Standart test yöntemi
Yetenek ve beceri testleri, objektif aday değerlendirme yönteminin en sık rastlanan çeşitleri olarak yer alıyor. Geleneksel test yöntemlerinin çok büyük bir bölümü şirketlerin kendi sistemlerine kolayca uyarlayabilecekleri şekilde hazırlanmıştır. Gerçekten de bu iki değerlendirme yöntemi, araştırmaya katılan şirketlerin çok büyük bir bölümünde gelecek dönemde hayata geçirilmesi gereken önemli bir proje olarak görülüyor.

Bununla beraber Tablo 5 ve 6’da görüldüğü gibi araştırmaya katılanların sadece yüzde 10’undan az bir kısmı yetenek ve beceri testlerini gelecek bir yıl içinde işe alım süreçlerine dahil etmeyi planlıyor.

İş yapış stili veya mesleki kişilik
Tıpkı yetenek ve beceri testlerinde olduğu gibi iş yapış stili ve mesleki kişilik testlerini aday değerlendirme sürecine dahil eden şirket sayısı araştırmaya katılanların yarısından daha az... Tablo 7’de de görüldüğü gibi araştırmaya katılan firmaların sadece yüzde 5’i gelecek bir yıl içinde bu tarz aday değerlendirme yöntemlerini uygulamaya koyacaklarını söylüyor.
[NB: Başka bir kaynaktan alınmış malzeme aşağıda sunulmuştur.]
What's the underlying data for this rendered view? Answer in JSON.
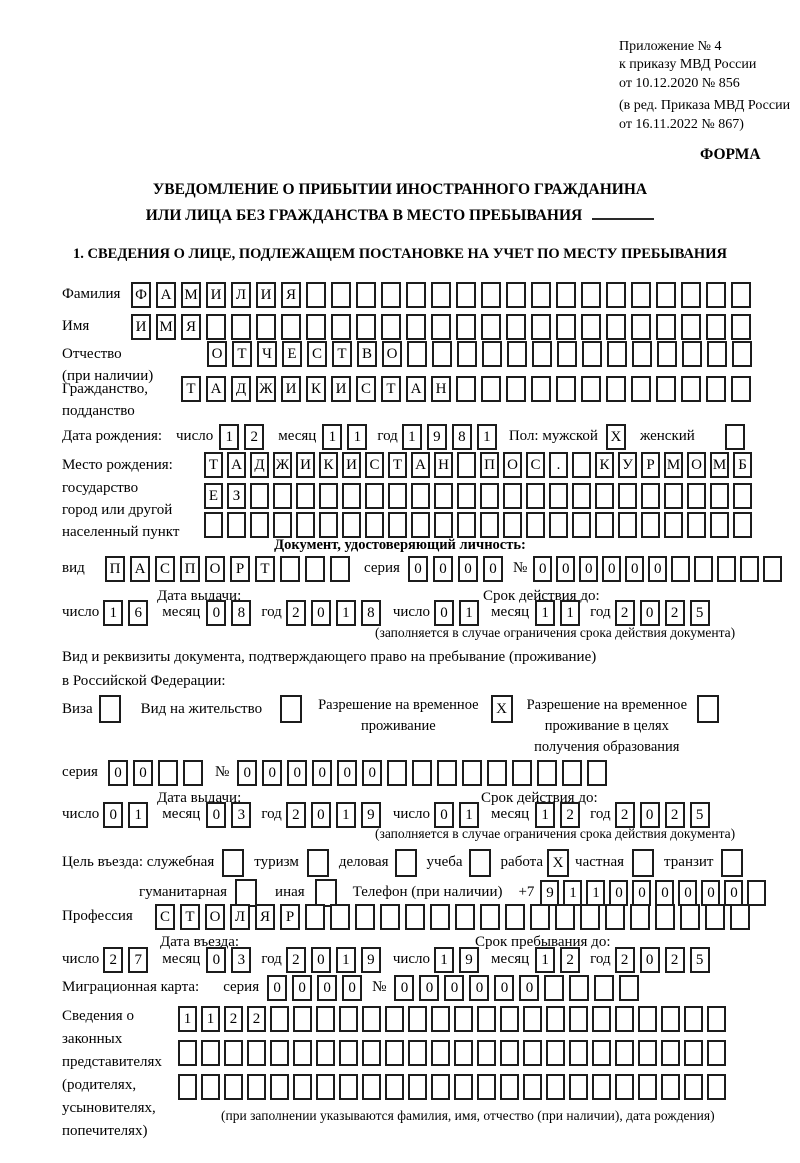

Bu da bu oranın gelecek dönemde de çok fazla değişmeyeceğinin bir göstergesi denilebilir.

Simülasyon ve iş denemeleri
Dönemsel olarak istihdam edilen bir elemanın belli bir süre geçtikten sonra kadrolu olarak işe alınması aslında iş denemelerine bir örnek olarak gösterilebilir. Simülasyonlar ve sanal iş denemeleri, gelişen teknolojinin de desteği ile firmaların çalışanın gelecekte nasıl bir iş performansı göstereceğini en kolay ve en ucuz yoldan anlamasını sağlıyor.

Bu iki yöntem sayesinde adaylar sanal bir ortamda iş hayatında karşılaşabilecekleri sorun çözme durumları, operasyonel düzenlemeler ve görevler ile karşı karşıya kalıyorlar. Bu uygulamanın bilgisayar ortamında yönetilmesi ise elde edilen sonuçların çok daha kesin ve güvenilir olmasını sağlıyor. Tablo 8 ve 9’da görüldüğü gibi araştırmaya katılan şirketlerden çok azı bu süreçlerde teknolojiden faydalanıyorlar.

Bunun yanı sıra adaylar da şirketlerden işe alım süreçlerinde daha fazlasını beklemeye başladılar. Yüksek teknolojinin kullanıldığı bir ortamda hayata geçirilen bir işe alım sürecinin değeri sadece adayın gelecek iş performansını tahmin etmek açısından yararlı değil, aynı zamanda adayın da kendisini interaktif bir iş ortamında değerlendirmesine olanak veriyor. Bu tarz uygulamaların multimedya aracılığı ile gerçekleştirilmesi giderek daha da yaygınlaşıyor.

Final değerlendirme
İşe alım süreçlerini objektif yöntemleri dahil ederek geliştirmek isteyen İnsan Kaynakları profesyonellerinin önünde oldukça fazla kaynak var. Fakat bu uygulama alanı, üzerinde düşünülmüş ve eğitimli bir bakış açısını gerektiriyor.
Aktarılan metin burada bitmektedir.